History of Westchester County, New York, Vol. II
All were more or less concerned, for Tate was supposed to have intentions of giving evidence against the Bay State Company concerning some of their acquisition of land from the government, and the empty saddle looked bad, for Jimmy was a good rider, even when intoxicated. "Long" (Wyatt) Heard, now (1919) and before of Uvalde county, Texas, then headquartered on Pumpkin creek, was telling about it. He said that the story they got from Johnny was that Tate had fallen from his horse and was killed.
"But how do you know that he is dead?" was asked.
With all sincerity Frantz told them that he had stopped, and called to Tate several times, and received no answer, and then he had "rode over him two or three times, and he never moved."
Jimmy came out of it all right, but afterwards died with his boots on, in the same old town of Sidney, and many believed that his revelations concerning the land matters had something to do with his sudden and violent death.

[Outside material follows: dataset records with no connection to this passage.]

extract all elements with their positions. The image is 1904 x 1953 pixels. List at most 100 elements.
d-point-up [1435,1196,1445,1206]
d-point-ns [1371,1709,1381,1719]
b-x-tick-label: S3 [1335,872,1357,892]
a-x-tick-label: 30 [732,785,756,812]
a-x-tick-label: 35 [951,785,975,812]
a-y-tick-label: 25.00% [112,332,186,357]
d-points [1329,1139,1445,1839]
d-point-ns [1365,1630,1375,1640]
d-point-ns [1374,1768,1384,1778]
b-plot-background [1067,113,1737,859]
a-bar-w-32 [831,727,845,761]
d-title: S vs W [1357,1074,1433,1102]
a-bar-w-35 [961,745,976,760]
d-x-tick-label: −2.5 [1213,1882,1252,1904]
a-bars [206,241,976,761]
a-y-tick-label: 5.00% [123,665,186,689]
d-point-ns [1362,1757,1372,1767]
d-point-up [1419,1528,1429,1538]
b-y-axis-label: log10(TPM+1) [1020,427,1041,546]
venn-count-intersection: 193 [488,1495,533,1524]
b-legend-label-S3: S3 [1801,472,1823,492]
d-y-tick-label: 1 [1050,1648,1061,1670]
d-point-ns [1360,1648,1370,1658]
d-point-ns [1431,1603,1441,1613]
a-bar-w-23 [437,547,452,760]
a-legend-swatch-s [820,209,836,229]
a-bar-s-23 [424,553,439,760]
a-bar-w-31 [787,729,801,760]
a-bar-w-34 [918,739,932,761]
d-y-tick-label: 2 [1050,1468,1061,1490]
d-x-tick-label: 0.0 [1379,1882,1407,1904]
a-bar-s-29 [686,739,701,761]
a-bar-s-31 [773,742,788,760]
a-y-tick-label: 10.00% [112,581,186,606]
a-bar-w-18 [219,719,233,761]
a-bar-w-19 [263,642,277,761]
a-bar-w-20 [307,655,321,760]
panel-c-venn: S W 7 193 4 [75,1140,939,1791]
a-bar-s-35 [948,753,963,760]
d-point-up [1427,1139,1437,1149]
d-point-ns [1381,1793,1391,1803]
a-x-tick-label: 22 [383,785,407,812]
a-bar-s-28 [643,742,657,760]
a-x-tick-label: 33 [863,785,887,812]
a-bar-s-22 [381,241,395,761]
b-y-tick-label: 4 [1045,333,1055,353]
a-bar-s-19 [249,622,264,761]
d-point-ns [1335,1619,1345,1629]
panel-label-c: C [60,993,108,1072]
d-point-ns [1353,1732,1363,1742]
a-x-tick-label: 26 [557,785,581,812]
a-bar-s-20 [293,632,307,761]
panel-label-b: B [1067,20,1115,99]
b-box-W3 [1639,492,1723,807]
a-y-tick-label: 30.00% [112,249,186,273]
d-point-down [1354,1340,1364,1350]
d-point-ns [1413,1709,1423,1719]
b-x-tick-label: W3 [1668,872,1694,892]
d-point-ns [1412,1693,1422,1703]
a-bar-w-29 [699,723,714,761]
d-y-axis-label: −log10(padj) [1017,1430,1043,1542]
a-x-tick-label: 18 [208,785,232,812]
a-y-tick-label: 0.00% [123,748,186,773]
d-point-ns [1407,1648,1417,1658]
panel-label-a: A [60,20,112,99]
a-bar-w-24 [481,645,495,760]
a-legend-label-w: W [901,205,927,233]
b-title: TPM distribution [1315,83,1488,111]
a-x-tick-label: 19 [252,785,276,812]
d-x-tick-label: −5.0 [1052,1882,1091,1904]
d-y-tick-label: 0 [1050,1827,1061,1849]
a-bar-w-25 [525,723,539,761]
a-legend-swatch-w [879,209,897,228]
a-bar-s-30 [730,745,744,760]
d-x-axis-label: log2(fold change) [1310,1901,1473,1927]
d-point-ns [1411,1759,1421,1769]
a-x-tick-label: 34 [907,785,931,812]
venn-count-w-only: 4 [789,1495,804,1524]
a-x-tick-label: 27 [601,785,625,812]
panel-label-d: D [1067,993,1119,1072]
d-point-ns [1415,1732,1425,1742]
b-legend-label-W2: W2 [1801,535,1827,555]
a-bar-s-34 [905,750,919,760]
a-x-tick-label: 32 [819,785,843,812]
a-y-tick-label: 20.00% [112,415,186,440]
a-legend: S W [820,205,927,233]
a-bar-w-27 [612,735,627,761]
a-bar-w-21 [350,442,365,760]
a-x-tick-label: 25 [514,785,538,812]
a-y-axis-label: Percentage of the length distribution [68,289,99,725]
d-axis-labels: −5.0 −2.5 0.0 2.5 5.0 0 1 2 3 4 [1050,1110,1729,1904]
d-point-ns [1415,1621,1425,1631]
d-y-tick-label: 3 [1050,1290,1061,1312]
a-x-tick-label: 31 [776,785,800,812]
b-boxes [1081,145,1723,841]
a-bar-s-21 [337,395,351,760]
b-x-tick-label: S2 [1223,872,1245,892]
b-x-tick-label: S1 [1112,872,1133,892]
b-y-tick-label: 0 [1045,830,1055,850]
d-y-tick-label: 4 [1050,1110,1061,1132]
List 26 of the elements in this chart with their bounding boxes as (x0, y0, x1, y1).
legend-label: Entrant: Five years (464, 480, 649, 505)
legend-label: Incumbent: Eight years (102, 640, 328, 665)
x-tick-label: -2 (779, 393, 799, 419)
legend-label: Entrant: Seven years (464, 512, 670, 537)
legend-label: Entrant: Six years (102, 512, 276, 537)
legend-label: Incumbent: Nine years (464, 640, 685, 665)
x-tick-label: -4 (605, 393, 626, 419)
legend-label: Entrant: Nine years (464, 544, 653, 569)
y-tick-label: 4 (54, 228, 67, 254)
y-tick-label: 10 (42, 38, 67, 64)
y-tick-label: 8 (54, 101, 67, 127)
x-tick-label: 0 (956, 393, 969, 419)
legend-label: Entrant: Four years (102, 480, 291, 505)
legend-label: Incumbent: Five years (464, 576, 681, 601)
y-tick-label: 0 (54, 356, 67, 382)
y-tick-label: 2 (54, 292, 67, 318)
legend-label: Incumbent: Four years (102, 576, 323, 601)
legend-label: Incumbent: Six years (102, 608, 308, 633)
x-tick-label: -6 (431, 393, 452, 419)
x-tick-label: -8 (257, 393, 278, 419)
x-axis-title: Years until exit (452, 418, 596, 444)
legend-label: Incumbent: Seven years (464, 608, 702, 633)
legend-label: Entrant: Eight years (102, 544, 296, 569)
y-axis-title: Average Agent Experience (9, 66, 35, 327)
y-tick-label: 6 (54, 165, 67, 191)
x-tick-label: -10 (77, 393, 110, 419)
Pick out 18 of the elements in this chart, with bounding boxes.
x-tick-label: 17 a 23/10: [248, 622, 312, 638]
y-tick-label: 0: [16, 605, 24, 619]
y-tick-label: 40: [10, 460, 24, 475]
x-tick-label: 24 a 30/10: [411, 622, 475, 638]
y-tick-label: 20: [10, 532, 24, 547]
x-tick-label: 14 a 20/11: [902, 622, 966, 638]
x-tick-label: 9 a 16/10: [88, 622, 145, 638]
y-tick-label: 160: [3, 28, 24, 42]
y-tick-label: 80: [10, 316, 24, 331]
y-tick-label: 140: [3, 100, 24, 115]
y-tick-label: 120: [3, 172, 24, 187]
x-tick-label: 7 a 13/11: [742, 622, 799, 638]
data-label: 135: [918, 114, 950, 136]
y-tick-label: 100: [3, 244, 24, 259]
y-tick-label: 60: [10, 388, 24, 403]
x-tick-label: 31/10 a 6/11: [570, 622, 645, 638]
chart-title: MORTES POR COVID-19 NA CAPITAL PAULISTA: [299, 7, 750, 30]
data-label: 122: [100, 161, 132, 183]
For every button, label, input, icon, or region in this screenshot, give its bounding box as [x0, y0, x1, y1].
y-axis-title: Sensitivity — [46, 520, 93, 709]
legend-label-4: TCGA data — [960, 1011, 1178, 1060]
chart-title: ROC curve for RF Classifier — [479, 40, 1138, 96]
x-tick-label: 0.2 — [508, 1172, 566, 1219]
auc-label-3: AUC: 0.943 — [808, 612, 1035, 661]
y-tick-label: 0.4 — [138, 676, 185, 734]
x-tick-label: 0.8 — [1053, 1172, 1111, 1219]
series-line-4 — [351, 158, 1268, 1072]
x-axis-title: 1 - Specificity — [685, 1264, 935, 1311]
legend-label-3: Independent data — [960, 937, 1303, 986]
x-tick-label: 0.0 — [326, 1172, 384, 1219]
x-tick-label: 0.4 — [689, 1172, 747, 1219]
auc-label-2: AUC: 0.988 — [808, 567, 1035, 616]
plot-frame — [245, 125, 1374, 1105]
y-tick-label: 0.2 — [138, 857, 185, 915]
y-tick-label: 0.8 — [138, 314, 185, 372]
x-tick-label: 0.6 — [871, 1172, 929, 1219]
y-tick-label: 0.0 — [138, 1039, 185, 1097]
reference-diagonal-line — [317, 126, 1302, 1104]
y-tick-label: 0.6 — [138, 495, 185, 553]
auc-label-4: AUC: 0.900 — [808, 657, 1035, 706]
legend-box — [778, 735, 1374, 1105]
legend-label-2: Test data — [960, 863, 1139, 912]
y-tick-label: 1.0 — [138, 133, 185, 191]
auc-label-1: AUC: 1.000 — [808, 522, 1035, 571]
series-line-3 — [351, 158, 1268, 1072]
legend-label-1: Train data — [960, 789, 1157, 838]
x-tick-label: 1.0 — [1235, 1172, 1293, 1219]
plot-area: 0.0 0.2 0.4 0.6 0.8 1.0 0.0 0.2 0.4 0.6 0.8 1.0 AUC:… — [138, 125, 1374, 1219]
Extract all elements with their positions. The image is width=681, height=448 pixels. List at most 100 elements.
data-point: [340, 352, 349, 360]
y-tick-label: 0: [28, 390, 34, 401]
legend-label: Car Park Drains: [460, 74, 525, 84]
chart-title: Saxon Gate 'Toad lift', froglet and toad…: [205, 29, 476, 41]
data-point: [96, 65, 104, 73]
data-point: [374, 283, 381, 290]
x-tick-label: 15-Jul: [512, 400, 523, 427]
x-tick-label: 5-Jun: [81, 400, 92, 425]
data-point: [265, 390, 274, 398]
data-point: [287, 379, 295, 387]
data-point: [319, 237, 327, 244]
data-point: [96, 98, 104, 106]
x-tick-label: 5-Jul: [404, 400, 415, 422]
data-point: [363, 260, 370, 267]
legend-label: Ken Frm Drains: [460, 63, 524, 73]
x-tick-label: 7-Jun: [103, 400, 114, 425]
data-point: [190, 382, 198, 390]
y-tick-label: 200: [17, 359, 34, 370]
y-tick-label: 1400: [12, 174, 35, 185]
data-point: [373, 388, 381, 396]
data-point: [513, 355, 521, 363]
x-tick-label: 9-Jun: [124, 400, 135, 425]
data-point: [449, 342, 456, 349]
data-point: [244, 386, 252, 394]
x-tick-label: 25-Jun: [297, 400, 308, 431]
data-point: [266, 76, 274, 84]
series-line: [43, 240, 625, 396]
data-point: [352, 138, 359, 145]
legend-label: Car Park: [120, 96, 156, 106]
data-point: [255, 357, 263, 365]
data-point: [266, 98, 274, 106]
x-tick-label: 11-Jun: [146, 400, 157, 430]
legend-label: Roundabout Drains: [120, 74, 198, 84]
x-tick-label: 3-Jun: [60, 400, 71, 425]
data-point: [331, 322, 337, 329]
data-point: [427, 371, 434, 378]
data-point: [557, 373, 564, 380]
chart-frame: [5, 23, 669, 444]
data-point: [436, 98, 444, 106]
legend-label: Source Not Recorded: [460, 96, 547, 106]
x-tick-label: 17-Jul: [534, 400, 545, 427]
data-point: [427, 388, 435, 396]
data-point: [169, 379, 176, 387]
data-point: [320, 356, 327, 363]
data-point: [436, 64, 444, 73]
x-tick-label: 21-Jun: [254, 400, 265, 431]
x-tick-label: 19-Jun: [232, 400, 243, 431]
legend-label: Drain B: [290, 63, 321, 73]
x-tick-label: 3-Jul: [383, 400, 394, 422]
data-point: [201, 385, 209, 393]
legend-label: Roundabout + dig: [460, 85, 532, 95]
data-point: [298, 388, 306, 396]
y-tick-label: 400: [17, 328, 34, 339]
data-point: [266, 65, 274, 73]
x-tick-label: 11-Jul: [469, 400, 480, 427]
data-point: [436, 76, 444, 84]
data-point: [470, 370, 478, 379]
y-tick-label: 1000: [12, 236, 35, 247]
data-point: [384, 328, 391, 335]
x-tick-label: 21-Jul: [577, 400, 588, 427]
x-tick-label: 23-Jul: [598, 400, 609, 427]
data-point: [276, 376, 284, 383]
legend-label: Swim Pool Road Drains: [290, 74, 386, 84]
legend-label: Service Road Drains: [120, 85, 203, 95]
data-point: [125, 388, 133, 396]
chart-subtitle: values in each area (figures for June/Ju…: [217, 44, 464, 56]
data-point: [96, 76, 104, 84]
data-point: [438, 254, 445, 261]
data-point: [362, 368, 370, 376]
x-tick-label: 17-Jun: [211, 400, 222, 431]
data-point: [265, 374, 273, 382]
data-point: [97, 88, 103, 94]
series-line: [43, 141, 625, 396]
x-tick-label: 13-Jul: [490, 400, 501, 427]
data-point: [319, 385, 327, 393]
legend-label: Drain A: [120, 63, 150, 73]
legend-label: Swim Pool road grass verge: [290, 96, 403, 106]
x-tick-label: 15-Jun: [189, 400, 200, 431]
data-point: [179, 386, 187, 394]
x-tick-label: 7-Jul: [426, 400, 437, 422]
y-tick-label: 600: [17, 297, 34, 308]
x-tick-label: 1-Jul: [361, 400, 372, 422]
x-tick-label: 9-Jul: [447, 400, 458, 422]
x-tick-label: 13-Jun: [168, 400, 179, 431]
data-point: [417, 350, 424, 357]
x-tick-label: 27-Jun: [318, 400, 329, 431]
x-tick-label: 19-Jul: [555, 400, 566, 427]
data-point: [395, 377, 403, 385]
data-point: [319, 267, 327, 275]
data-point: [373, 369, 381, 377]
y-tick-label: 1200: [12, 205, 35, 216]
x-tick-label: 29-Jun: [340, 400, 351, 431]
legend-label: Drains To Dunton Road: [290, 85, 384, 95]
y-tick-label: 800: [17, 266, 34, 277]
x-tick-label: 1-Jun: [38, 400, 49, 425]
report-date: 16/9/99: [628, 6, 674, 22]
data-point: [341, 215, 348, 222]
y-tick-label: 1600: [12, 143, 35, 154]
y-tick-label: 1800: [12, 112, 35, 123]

He now lies in "Boots Graveyard," a part of the Sidney cemetery, that was set aside for the boys who died in the classic way of the early west.
"Bad men" were always drifting in and out of the early camps, and through the frontier towns, and it was somewhat difficult to distinguish the real from the make-believe. Occasionally one would make his bluff stand up for a time, but he eventually met someone that "called him."